Bonnie – There is a lot to be said for longevity and consistency of purpose in a world of changing fads. Ten years of healing is a very impressive run. And her willingness to join a “dogless handler” in his quest to continue serving others. A miracle isn’t so tiny when it happens to you.
Keaton/Taylor – While they have an impact on fewer people with their therapy, the impact they have made is life changing for those with whom they have worked. It’s amazing how these dogs help people on the autism spectrum or other challenges learn to connect, train, and even compete in Rally/Obedience. A miracle isn’t so tiny when it happens to you.
Beans: This whippet is just plain cool. A huge ambassador for whippets. Surfer dude, amazing pet therapy dog, and deaf. Shows the surviving spirit of the whippet. Her disability helps people with challenges of their own connect. And her joy for life is contagious. A miracle isn’t so tiny when it happens to you.
And that brings us to the recipient of the 2017 Willow Award. Helga. Bred, owned, and partnered by Julie Poole. Helga does the hard work of visiting the sickest of the sick. Children with often terminal diseases. Parents watch their once healthy child who is now riddled with tubes and torture, small in their hospital bed and tiny in their battle. Tired of not knowing anything about the future and only the suffering uncertainty of their present.
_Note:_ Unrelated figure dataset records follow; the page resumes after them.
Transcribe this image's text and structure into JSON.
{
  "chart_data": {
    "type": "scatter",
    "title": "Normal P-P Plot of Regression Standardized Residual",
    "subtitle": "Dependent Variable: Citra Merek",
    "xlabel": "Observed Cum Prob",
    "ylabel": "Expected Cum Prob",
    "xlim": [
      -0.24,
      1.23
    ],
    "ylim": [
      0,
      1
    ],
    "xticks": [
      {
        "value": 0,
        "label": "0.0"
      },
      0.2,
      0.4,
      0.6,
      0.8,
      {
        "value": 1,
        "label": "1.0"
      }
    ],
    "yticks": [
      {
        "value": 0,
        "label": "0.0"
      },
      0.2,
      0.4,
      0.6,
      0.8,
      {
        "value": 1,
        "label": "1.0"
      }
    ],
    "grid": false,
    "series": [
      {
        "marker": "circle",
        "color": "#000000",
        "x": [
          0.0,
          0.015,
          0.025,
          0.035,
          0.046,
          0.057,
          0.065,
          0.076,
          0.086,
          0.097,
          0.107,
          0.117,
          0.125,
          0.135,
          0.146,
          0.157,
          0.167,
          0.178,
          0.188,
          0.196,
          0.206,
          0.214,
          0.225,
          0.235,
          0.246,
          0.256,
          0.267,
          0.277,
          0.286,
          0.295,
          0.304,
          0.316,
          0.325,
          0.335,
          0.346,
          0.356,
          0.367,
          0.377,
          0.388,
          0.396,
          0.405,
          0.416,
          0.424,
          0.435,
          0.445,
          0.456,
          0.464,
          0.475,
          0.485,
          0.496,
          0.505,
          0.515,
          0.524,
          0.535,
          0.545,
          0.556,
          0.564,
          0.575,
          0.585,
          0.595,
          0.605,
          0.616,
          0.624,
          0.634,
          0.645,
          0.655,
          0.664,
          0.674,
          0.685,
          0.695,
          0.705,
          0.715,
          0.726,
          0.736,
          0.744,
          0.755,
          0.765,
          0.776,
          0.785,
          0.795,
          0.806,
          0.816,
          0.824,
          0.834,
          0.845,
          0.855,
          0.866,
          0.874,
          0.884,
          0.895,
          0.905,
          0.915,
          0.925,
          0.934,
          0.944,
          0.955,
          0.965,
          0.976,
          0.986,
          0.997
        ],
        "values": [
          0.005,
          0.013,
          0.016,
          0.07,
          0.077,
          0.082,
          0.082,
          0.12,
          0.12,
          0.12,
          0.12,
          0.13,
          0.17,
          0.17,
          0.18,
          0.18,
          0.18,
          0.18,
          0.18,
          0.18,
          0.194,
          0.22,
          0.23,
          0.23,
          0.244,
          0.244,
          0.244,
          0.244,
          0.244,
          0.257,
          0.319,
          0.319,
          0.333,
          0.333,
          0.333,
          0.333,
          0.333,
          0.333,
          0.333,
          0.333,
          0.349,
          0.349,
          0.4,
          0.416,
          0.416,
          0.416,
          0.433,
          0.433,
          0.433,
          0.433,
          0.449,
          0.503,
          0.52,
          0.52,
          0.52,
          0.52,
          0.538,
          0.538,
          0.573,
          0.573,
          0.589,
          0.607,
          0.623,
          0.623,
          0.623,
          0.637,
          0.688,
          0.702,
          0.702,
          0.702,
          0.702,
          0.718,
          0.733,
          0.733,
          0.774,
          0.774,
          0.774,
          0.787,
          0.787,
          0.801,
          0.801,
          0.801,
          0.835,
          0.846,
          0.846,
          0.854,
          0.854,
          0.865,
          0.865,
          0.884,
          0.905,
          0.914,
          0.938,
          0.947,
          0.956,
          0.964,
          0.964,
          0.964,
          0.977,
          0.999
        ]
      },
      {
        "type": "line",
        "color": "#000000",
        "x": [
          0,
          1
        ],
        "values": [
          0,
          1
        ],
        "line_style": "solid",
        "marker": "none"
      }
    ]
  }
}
Until Helga. Helga brightens those days. Helga knows the children who have the most need. One day after she had already been visiting for three hours a mother asked if Helga would visit her autistic child. She laid her head across this child’s chest with her eyes closed. The child alternated between outbursts and saying he loved this dog. The mother was in tears, the grandmother was in tears, Julie was in tears. Helga simply gave herself to this child.
Julie watched her get in bed with a severely disabled young adult. He had been life-flighted to the hospital in a helicopter for seizures. He couldn’t pet her gently, but Helga sat quietly as he petted her as he could. When it was time to go Julie had to lift Helga out of the bed as she wasn’t going to leave him.
Julie has watched Helga rest her head across the chest of a child who was very close to the end of his life. The little boy would tell her how much he loved her and that he wanted his mother to let him have her as his own. She knows. Helga always just knows.
For these and many more reasons we are proud to name Helga as the 2017 recipient of the Willow Award for the therapy whippet of the year.
A miracle is EVERYTHING when it happens to you.